A quarter of a century since their debut, the Welsh band’s double album pays homage to their past and provides for the future
Stereophonics’ 12th studio album Oochya! has, in effect, arrived ahead of schedule, being the polar opposite of virtually every other album coming out right now. A new album was not the initial intention when frontman Kelly Jones started delving through the archives and hard drives as he set out to put together some kind of anniversary compilation, a second ‘best of’ if you like, to follow 2008’s Decade In The Sun. The anniversary in question is that it’s 25 years since debut Word Gets Around arrived, although it could quite easily be a celebration of it also being 30 years since they were formed in the Welsh village of Cwmaman in 1992.
Such was the deemed quality of unreleased or part finished tracks Jones found at his fingertips, the idea of a new album soon took over the idea of a new compilation; but there wasn’t enough for an album alone, so Jones penned some new numbers too, and what we actually get is a double album. Whilst that may not set pulses racing – as the band’s albums have been rather inconsistent – it’s something of a pleasant surprise to discover that actually, Oochya! is better than might have been expected. Boasting 15 tracks, the album covers a lot of ground, with Jones claiming that it “shows a lot of styles of the band”. Seeing as the tracks have been collated from both present and past times, this isn’t surprising.
The quality of Stereophonics’ singles over the past 25 years is, by and large, enviable – which stands in contrast to perceptions of their album catalogue. Singles released prior to Oochya!, however, achieve varying results, all appearing at the front end of the album. Opening track Hanging On Your Hinges is also the lead single and it showcases the rockier side of the band; the trait of opening an album with one of the most raucous tracks is not an uncommon one for this band. It’s built upon a repetitive riff which is probably a little too repetitive, but it’s all over in less than three minutes anyway. Second single Do Ya Feel My Love? fares far better and is clearly a classic Stereophonics cut; this time the guitaring steps up a notch for some of most impressive axe work you’ll hear on any of their songs.

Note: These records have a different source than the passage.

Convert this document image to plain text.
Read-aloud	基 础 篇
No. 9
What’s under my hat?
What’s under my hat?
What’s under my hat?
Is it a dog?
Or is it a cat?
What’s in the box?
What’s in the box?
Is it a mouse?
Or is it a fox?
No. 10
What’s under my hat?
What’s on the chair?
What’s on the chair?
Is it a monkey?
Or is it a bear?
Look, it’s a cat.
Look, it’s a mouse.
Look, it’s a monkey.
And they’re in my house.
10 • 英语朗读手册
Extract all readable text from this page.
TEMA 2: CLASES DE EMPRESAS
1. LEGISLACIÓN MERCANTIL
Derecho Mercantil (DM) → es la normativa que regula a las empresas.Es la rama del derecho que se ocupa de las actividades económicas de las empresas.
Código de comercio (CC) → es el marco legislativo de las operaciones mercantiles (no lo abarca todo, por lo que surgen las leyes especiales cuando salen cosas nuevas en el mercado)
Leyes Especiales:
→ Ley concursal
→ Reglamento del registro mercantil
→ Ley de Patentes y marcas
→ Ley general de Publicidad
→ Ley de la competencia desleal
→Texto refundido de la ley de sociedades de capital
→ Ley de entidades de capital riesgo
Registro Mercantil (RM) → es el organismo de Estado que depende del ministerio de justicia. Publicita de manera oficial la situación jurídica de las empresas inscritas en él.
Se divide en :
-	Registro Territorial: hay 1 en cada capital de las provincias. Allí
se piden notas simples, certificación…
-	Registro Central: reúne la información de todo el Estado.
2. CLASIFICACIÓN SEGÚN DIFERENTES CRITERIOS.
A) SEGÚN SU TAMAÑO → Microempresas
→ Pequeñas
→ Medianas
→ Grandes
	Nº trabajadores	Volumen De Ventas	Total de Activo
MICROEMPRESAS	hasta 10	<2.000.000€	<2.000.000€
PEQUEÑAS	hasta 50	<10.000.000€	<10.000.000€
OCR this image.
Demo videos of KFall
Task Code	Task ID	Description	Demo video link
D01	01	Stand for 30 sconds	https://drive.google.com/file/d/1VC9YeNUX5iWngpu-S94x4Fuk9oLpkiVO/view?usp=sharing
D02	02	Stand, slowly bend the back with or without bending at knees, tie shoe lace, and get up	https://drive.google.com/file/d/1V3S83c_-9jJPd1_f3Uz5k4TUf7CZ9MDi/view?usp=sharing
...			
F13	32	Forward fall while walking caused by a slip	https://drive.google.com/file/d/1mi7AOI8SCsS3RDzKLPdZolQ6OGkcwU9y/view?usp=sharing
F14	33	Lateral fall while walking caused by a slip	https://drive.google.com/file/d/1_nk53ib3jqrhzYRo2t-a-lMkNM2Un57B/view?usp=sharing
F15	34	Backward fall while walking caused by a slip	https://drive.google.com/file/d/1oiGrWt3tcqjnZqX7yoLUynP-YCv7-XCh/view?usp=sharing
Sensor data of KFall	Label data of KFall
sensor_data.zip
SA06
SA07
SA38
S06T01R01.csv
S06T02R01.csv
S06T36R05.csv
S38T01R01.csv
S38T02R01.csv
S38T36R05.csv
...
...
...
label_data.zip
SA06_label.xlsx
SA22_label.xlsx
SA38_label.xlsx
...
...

Standing some way ahead of the first two singles, though, is Forever. Whilst Do Ya Feel My Love? has the hallmarks of a classic Stereophonics song, Forever hits the nail squarely on the head as it tackles the subject of escapism. Surprisingly, Forever isn’t a new song at all – it was in fact the b-side to 2008’s You’re My Star, ironically a single to celebrate the release of Decade In The Sun. But Forever, in both its original form and its reworked form here, is far superior, which leaves you scratching your head as to why it was ever consigned to the b-side at all.
There are several average sounding tracks on Oochya! but very little you could class as filler, with perhaps the tongue in cheek closer Jack In A Box – about a fox that repeatedly did its business on Jones’ car – the only exception. Elsewhere there’s little to offend at all, as we see some excellent guitar soloing (Don’t Know What Ya Got), smoky Rod Stewart like cuts (Seen That Look Before, When You See It) and a minimalistic piano piece that may have sat better on a third Jones solo album (Every Dog Has Its Day), and that could also be said about the relaxed vibe conjured up by the autobiographical Right Place Right Time. There’s even an ode to AC/DC – a band they’ve admitted are an influence – on Running Round My Brain. It’s a pretty impressive effort.
But the biggest highlights on the latter part of the album come from three tracks all clumped together. Firstly, You’re My Soul sticks chord changes in all the right places for a predictable but excellent cut that benefits from outstanding guitar soloing towards its conclusion; then comes All I Have Us You, a dead ringer in structure (and almost name) for U2’s All I Want Is You, before the trio is completed by Made A Mess Of Me, where driving drums and a repetitive hook create a feel good factor tailor-made for springtime.
A second ‘best of’ would probably have been a better way to mark 25 years, 30 years or whatever, but Oochya! is in itself a celebration as Stereophonics banish the inconsistent album tag. Whilst it’s unlikely to have surpassed a compilation that would have boasted the likes of I Wanna Get Lost With You, Indian Summer, Graffiti On The Train and Mr And Mrs Smith to name but a few, Oochya! is undoubtedly one of Stereophonics’ better albums in recent times even if, at 15 tracks, it’s a little too long.